A alternativa B destaca justamente que o repórter policial, assim como o esportivo, são “entortados literários” porque suas linguagens são específicas. Conforme ensina Cunha & Cintra (Nova Gramática do Português Contemporâneo), o uso de “gírias de profissão” ou marcações estilísticas diferencia uma linguagem técnica do registro coloquial. O texto confirma isso ao mostrar como, por exemplo, hospital vira nosocômio e veste vira traja.

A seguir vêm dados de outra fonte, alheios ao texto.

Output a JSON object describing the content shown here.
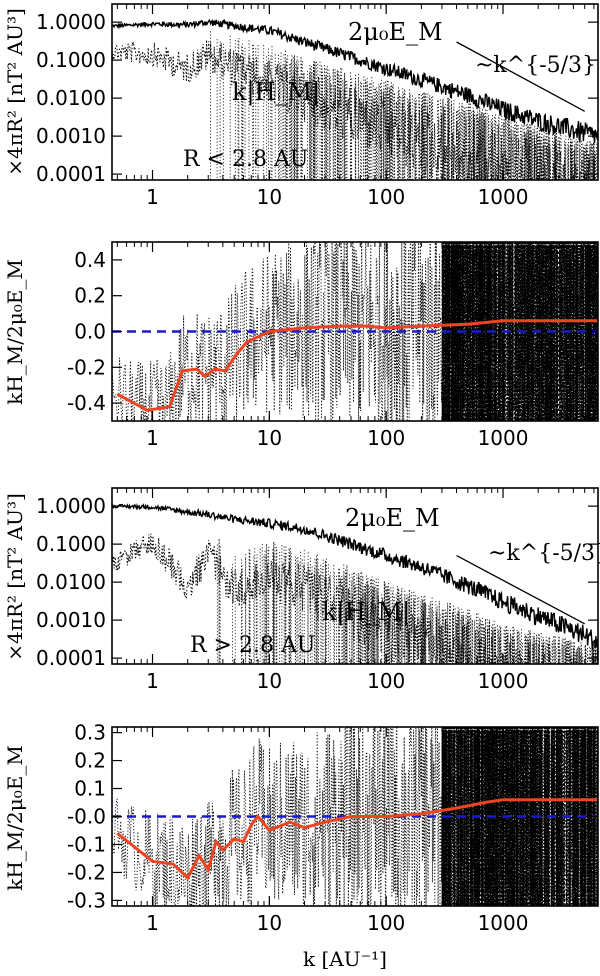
{
  "colors": {
    "axes": "#000000",
    "helicity_mean": "#ee4422",
    "zero_line": "#1a1acc"
  },
  "chart_data": [
    {
      "id": "p1",
      "type": "line",
      "scale": "log-log",
      "xlim": [
        0.45,
        6500
      ],
      "ylim": [
        7e-05,
        3.0
      ],
      "xticks": [
        {
          "v": 1,
          "label": "1"
        },
        {
          "v": 10,
          "label": "10"
        },
        {
          "v": 100,
          "label": "100"
        },
        {
          "v": 1000,
          "label": "1000"
        }
      ],
      "yticks": [
        {
          "v": 1,
          "label": "1.0000"
        },
        {
          "v": 0.1,
          "label": "0.1000"
        },
        {
          "v": 0.01,
          "label": "0.0100"
        },
        {
          "v": 0.001,
          "label": "0.0010"
        },
        {
          "v": 0.0001,
          "label": "0.0001"
        }
      ],
      "ylabel": "×4πR² [nT² AU³]",
      "region_label": "R < 2.8 AU",
      "energy_label": "2μ₀E_M",
      "helicity_label": "k|H_M|",
      "slope_label": "~k^{-5/3}",
      "series": [
        {
          "name": "2μ₀E_M",
          "style": "solid",
          "x": [
            0.5,
            1,
            2,
            3,
            5,
            10,
            20,
            50,
            100,
            200,
            500,
            1000,
            2000,
            5000,
            6500
          ],
          "values": [
            0.8,
            0.9,
            0.85,
            1.0,
            0.8,
            0.6,
            0.3,
            0.12,
            0.06,
            0.03,
            0.012,
            0.005,
            0.0025,
            0.0012,
            0.001
          ]
        },
        {
          "name": "k|H_M|",
          "style": "dotted",
          "x": [
            0.5,
            1,
            2,
            3,
            5,
            10,
            20,
            50,
            100,
            200,
            500,
            1000,
            2000,
            5000,
            6500
          ],
          "values": [
            0.3,
            0.3,
            0.15,
            0.4,
            0.2,
            0.1,
            0.05,
            0.02,
            0.012,
            0.006,
            0.003,
            0.0015,
            0.0007,
            0.0003,
            0.0003
          ]
        }
      ],
      "reference_line": {
        "label": "~k^{-5/3}",
        "x": [
          400,
          5000
        ],
        "values": [
          0.3,
          0.0045
        ]
      }
    },
    {
      "id": "p2",
      "type": "line",
      "scale": "log-linear",
      "xlim": [
        0.45,
        6500
      ],
      "ylim": [
        -0.5,
        0.5
      ],
      "xticks": [
        {
          "v": 1,
          "label": "1"
        },
        {
          "v": 10,
          "label": "10"
        },
        {
          "v": 100,
          "label": "100"
        },
        {
          "v": 1000,
          "label": "1000"
        }
      ],
      "yticks": [
        {
          "v": 0.4,
          "label": "0.4"
        },
        {
          "v": 0.2,
          "label": "0.2"
        },
        {
          "v": 0.0,
          "label": "0.0"
        },
        {
          "v": -0.2,
          "label": "-0.2"
        },
        {
          "v": -0.4,
          "label": "-0.4"
        }
      ],
      "ylabel": "kH_M/2μ₀E_M",
      "series": [
        {
          "name": "kH_M/2μ₀E_M (smoothed)",
          "style": "solid",
          "x": [
            0.5,
            0.9,
            1.4,
            1.8,
            2.4,
            2.8,
            3.4,
            4.2,
            5.2,
            6.4,
            8,
            10,
            14,
            20,
            40,
            70,
            100,
            200,
            500,
            1000,
            3000,
            6500
          ],
          "values": [
            -0.35,
            -0.44,
            -0.42,
            -0.22,
            -0.21,
            -0.25,
            -0.21,
            -0.22,
            -0.13,
            -0.06,
            -0.03,
            0.0,
            0.01,
            0.02,
            0.03,
            0.03,
            0.02,
            0.03,
            0.04,
            0.06,
            0.06,
            0.06
          ]
        },
        {
          "name": "zero",
          "style": "dashed",
          "x": [
            0.45,
            6500
          ],
          "values": [
            0,
            0
          ]
        }
      ]
    },
    {
      "id": "p3",
      "type": "line",
      "scale": "log-log",
      "xlim": [
        0.45,
        6500
      ],
      "ylim": [
        7e-05,
        3.0
      ],
      "xticks": [
        {
          "v": 1,
          "label": "1"
        },
        {
          "v": 10,
          "label": "10"
        },
        {
          "v": 100,
          "label": "100"
        },
        {
          "v": 1000,
          "label": "1000"
        }
      ],
      "yticks": [
        {
          "v": 1,
          "label": "1.0000"
        },
        {
          "v": 0.1,
          "label": "0.1000"
        },
        {
          "v": 0.01,
          "label": "0.0100"
        },
        {
          "v": 0.001,
          "label": "0.0010"
        },
        {
          "v": 0.0001,
          "label": "0.0001"
        }
      ],
      "ylabel": "×4πR² [nT² AU³]",
      "region_label": "R > 2.8 AU",
      "energy_label": "2μ₀E_M",
      "helicity_label": "k|H_M|",
      "slope_label": "~k^{-5/3}",
      "series": [
        {
          "name": "2μ₀E_M",
          "style": "solid",
          "x": [
            0.5,
            1,
            2,
            3,
            5,
            10,
            20,
            50,
            100,
            200,
            500,
            1000,
            2000,
            5000,
            6500
          ],
          "values": [
            1.0,
            0.95,
            0.7,
            0.6,
            0.45,
            0.35,
            0.25,
            0.1,
            0.05,
            0.025,
            0.008,
            0.003,
            0.0013,
            0.0004,
            0.00025
          ]
        },
        {
          "name": "k|H_M|",
          "style": "dotted",
          "x": [
            0.5,
            1,
            2,
            3,
            5,
            10,
            20,
            50,
            100,
            200,
            500,
            1000,
            2000,
            5000,
            6500
          ],
          "values": [
            0.06,
            0.25,
            0.02,
            0.15,
            0.02,
            0.05,
            0.03,
            0.01,
            0.004,
            0.002,
            0.0008,
            0.0003,
            0.0002,
            0.0001,
            0.0001
          ]
        }
      ],
      "reference_line": {
        "label": "~k^{-5/3}",
        "x": [
          400,
          5000
        ],
        "values": [
          0.05,
          0.0008
        ]
      }
    },
    {
      "id": "p4",
      "type": "line",
      "scale": "log-linear",
      "xlim": [
        0.45,
        6500
      ],
      "ylim": [
        -0.32,
        0.32
      ],
      "xticks": [
        {
          "v": 1,
          "label": "1"
        },
        {
          "v": 10,
          "label": "10"
        },
        {
          "v": 100,
          "label": "100"
        },
        {
          "v": 1000,
          "label": "1000"
        }
      ],
      "yticks": [
        {
          "v": 0.3,
          "label": "0.3"
        },
        {
          "v": 0.2,
          "label": "0.2"
        },
        {
          "v": 0.1,
          "label": "0.1"
        },
        {
          "v": 0.0,
          "label": "-0.0"
        },
        {
          "v": -0.1,
          "label": "-0.1"
        },
        {
          "v": -0.2,
          "label": "-0.2"
        },
        {
          "v": -0.3,
          "label": "-0.3"
        }
      ],
      "ylabel": "kH_M/2μ₀E_M",
      "xlabel": "k [AU⁻¹]",
      "series": [
        {
          "name": "kH_M/2μ₀E_M (smoothed)",
          "style": "solid",
          "x": [
            0.5,
            1,
            1.5,
            2,
            2.5,
            3,
            3.5,
            4,
            5,
            6,
            7,
            8,
            10,
            15,
            20,
            30,
            50,
            100,
            200,
            400,
            700,
            1000,
            3000,
            6500
          ],
          "values": [
            -0.06,
            -0.16,
            -0.17,
            -0.22,
            -0.14,
            -0.19,
            -0.09,
            -0.12,
            -0.08,
            -0.09,
            -0.03,
            0.0,
            -0.05,
            -0.02,
            -0.04,
            -0.02,
            0.0,
            0.0,
            0.01,
            0.03,
            0.05,
            0.06,
            0.06,
            0.06
          ]
        },
        {
          "name": "zero",
          "style": "dashed",
          "x": [
            0.45,
            6500
          ],
          "values": [
            0,
            0
          ]
        }
      ]
    }
  ]
}
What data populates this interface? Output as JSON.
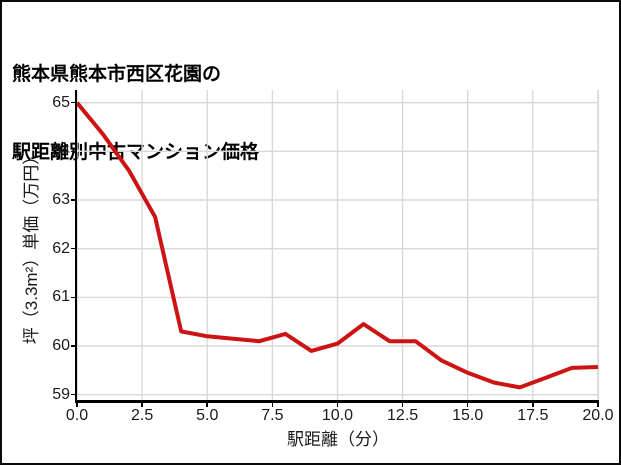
{
  "title": {
    "line1": "熊本県熊本市西区花園の",
    "line2": "駅距離別中古マンション価格"
  },
  "colors": {
    "line": "#cc1414",
    "grid": "#d8d8d8",
    "axis": "#000000",
    "background": "#ffffff",
    "text": "#1a1a1a"
  },
  "chart_data": {
    "type": "line",
    "title": "熊本県熊本市西区花園の駅距離別中古マンション価格",
    "xlabel": "駅距離（分）",
    "ylabel": "坪（3.3m²）単価（万円）",
    "x": [
      0,
      1,
      2,
      3,
      4,
      5,
      6,
      7,
      8,
      9,
      10,
      11,
      12,
      13,
      14,
      15,
      16,
      17,
      18,
      19,
      20
    ],
    "y": [
      65.0,
      64.35,
      63.6,
      62.65,
      60.3,
      60.2,
      60.15,
      60.1,
      60.25,
      59.9,
      60.05,
      60.45,
      60.1,
      60.1,
      59.7,
      59.45,
      59.25,
      59.15,
      59.35,
      59.55,
      59.57
    ],
    "xlim": [
      0,
      20.04
    ],
    "ylim": [
      58.85,
      65.26
    ],
    "xticks": {
      "values": [
        0,
        2.5,
        5,
        7.5,
        10,
        12.5,
        15,
        17.5,
        20
      ],
      "labels": [
        "0.0",
        "2.5",
        "5.0",
        "7.5",
        "10.0",
        "12.5",
        "15.0",
        "17.5",
        "20.0"
      ]
    },
    "yticks": {
      "values": [
        59,
        60,
        61,
        62,
        63,
        64,
        65
      ],
      "labels": [
        "59",
        "60",
        "61",
        "62",
        "63",
        "64",
        "65"
      ]
    },
    "grid": true,
    "legend": false,
    "line_color": "#cc1414",
    "line_width": 4
  }
}
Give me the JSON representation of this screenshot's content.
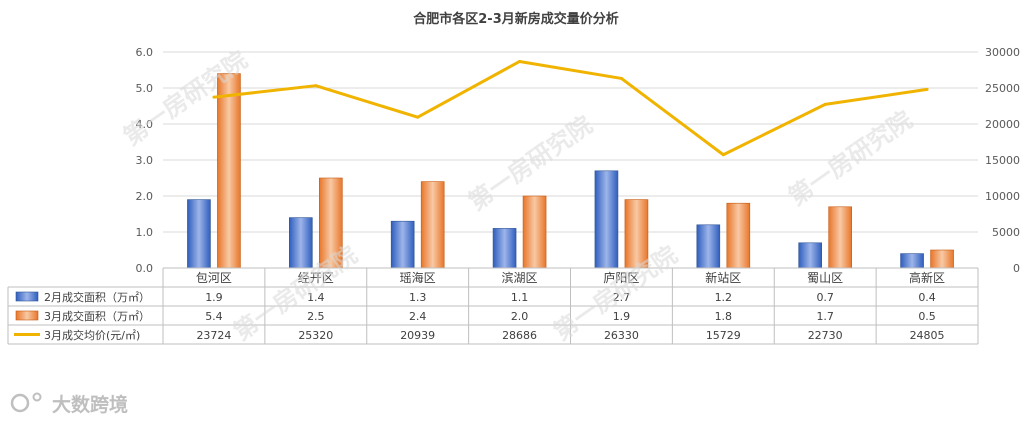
{
  "chart_data": {
    "type": "bar",
    "title": "合肥市各区2-3月新房成交量价分析",
    "categories": [
      "包河区",
      "经开区",
      "瑶海区",
      "滨湖区",
      "庐阳区",
      "新站区",
      "蜀山区",
      "高新区"
    ],
    "series": [
      {
        "name": "2月成交面积（万㎡）",
        "type": "bar",
        "axis": "left",
        "values": [
          1.9,
          1.4,
          1.3,
          1.1,
          2.7,
          1.2,
          0.7,
          0.4
        ],
        "color": "#4472c4"
      },
      {
        "name": "3月成交面积（万㎡）",
        "type": "bar",
        "axis": "left",
        "values": [
          5.4,
          2.5,
          2.4,
          2.0,
          1.9,
          1.8,
          1.7,
          0.5
        ],
        "color": "#ed7d31"
      },
      {
        "name": "3月成交均价(元/㎡)",
        "type": "line",
        "axis": "right",
        "values": [
          23724,
          25320,
          20939,
          28686,
          26330,
          15729,
          22730,
          24805
        ],
        "color": "#f0b400"
      }
    ],
    "y_left": {
      "ylim": [
        0,
        6
      ],
      "ticks": [
        "0.0",
        "1.0",
        "2.0",
        "3.0",
        "4.0",
        "5.0",
        "6.0"
      ]
    },
    "y_right": {
      "ylim": [
        0,
        30000
      ],
      "ticks": [
        "0",
        "5000",
        "10000",
        "15000",
        "20000",
        "25000",
        "30000"
      ]
    },
    "data_table": {
      "rows": [
        [
          "1.9",
          "1.4",
          "1.3",
          "1.1",
          "2.7",
          "1.2",
          "0.7",
          "0.4"
        ],
        [
          "5.4",
          "2.5",
          "2.4",
          "2.0",
          "1.9",
          "1.8",
          "1.7",
          "0.5"
        ],
        [
          "23724",
          "25320",
          "20939",
          "28686",
          "26330",
          "15729",
          "22730",
          "24805"
        ]
      ]
    },
    "grid": true
  },
  "watermark": "第一房研究院",
  "logo_text": "大数跨境"
}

Análise das alternativas incorretas:

  • A: O texto associa “testemunha-chave” a quem presta declarações, não ao suspeito. Interpretar erroneamente o papel da testemunha é desprezar o contexto – cuidado com generalizações apressadas!
  • C: O repórter não corrige gírias; ao contrário, ele complica (ou rebusca) o discurso, tornando-o pouco convencional. A crítica do texto aponta para um afastamento da linguagem popular, não para purificação linguística.
  • D: Apesar de o repórter buscar informações em delegacias, o texto não diz que isso ocorre sempre da redação – a frase limita um contexto que é mais amplo, caindo numa restrição indevida.
  • E: O texto ironiza o uso do verbo “trajar”, e não descreve casos de nudez; trata-se de erro por extrapolação do sentido, uma pegadinha semântica.

Estratégia para provas: Ao lidar com textos críticos ou satíricos, é fundamental atentar ao tom do autor e a expressões irônicas. Palavras-chave (“entortado literário”, “nunca chamariam hospital de hospital”, “métier”) ajudam a revelar a intenção e temperam a interpretação correta.